Cluttering public stairway landings with shoe cabinets, bicycles or other objects is a serious building code violation with a maximum fine of NT$200,000, the New Taipei City Government’s Public Works Department said.
Citing the Condominium Administration Act (公寓大廈管理條例), Public Works Department section head Chen Te-ju (陳德儒) said the regulations require that the common area of an apartment or condominium be free of any obstruction.
The law stipulates that residents of an apartment building “may not store miscellaneous objects... that obstruct passage in private passages, firebreaks, fire escape alleys, open space for the public, empty recesses, stair landings, common hallways or air raid shelters.”

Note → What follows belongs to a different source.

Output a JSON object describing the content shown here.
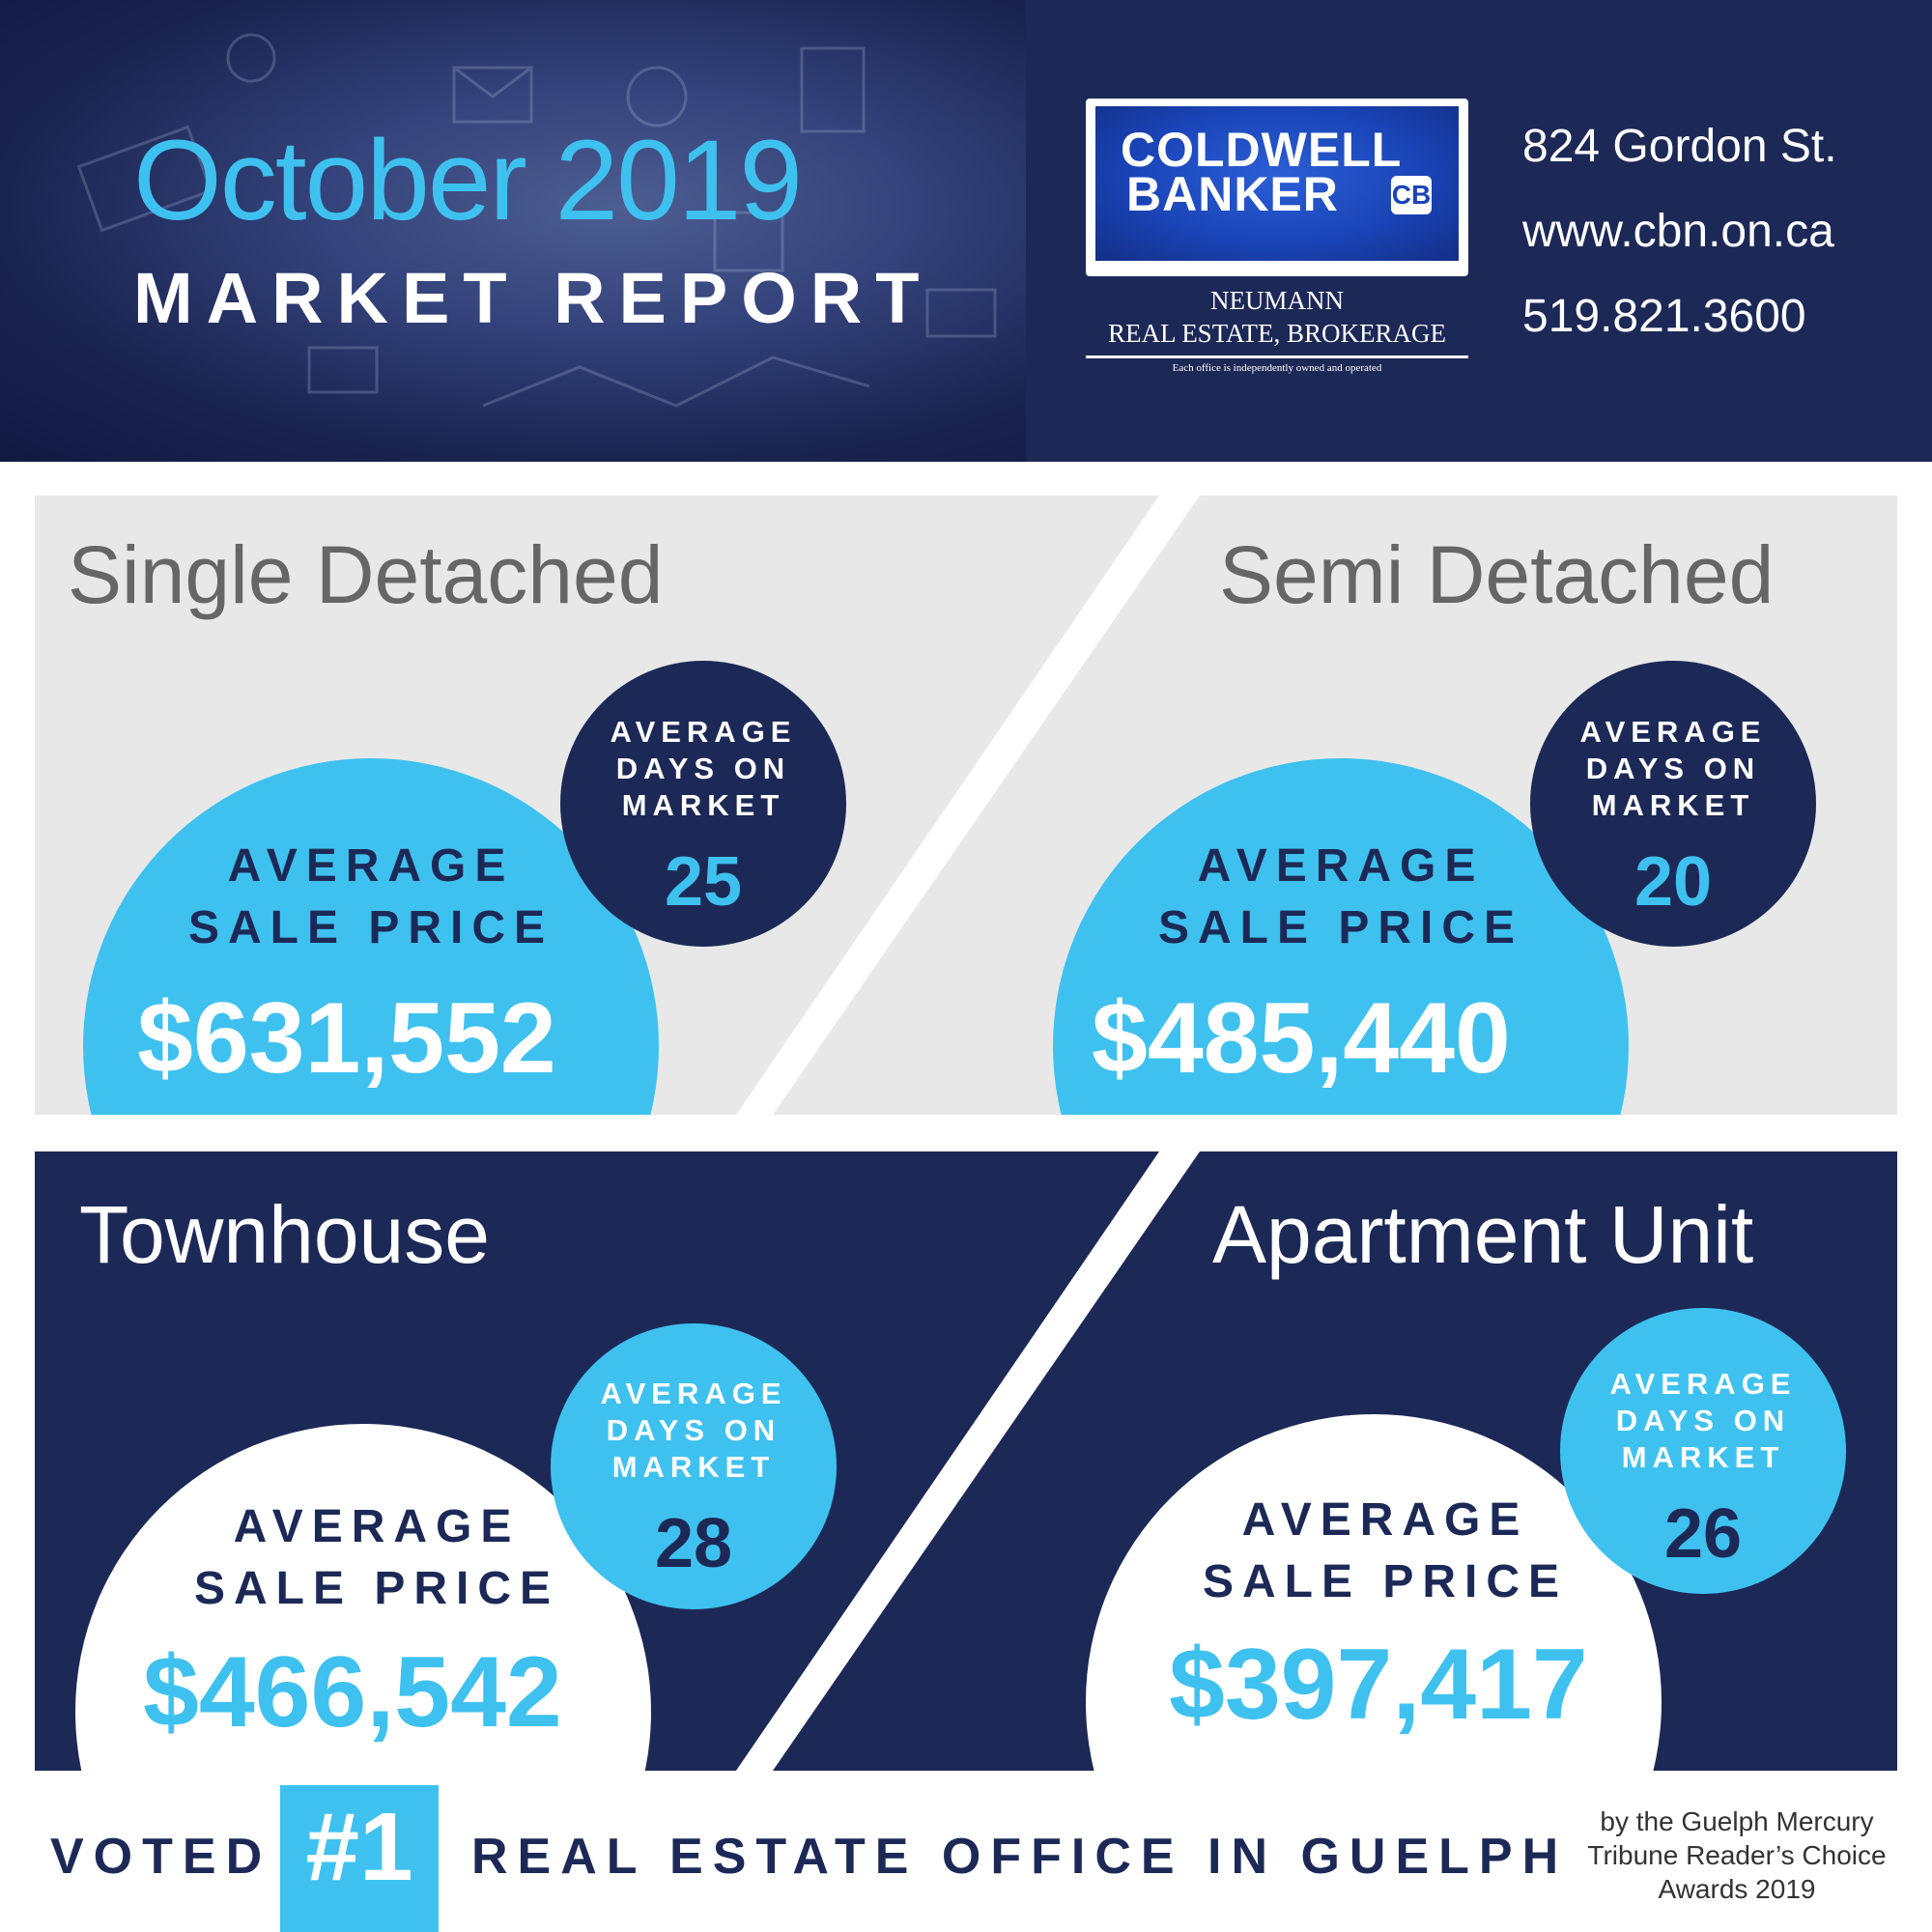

Chen said that from January to September, the Public Works Department issued 664 warnings to citizens who had violated the building code by obstructing spaces designated as escape routes with objects and furniture.
Only 18 out of the 664 code violations — or 2.7 percent of offenders — were subsequently fined because they were repeat offenders who disregarded warnings, with the fines totaling NT$720,000, or NT$40,000 on average, he said.
However, New Taipei City apartment and condominium dwellers were divided in their opinion of the Condominium Administration Act.
The regulations are “government intrusion into my private space,” a resident of the city’s Shulin District (樹林), surnamed Chen (陳), said, adding that she only put her shoe cabinet on a landing because it did not fit her apartment and that it was not obstructing the stairway.
Although the woman’s sentiment was echoed by many New Taipei City residents, others said the use of common areas must be dictated by the needs of public safety and the greater good, with one New Taipei City resident, who declined to be named, saying that leaving things on stairway landings is “a bad habit” that needs to be “eradicated” by “strict enforcement.”
In response, Chen Te-ju said the language of the Condominium Administration Act leaves no ambiguities.
“Residents have complained that the requirements are too strict and the New Taipei City Government sent an official request for clarification to [the Ministry of the Interior’s] Construction Planning Agency, and it gave us the same answer that I gave you,” he said.
When asked about the low number of citations in comparison to warnings, he said: “Issuing fines is a means to an end. We want citizens to self-regulate for public safety and warnings are designed to give the public an opportunity to improve within a specified time frame.”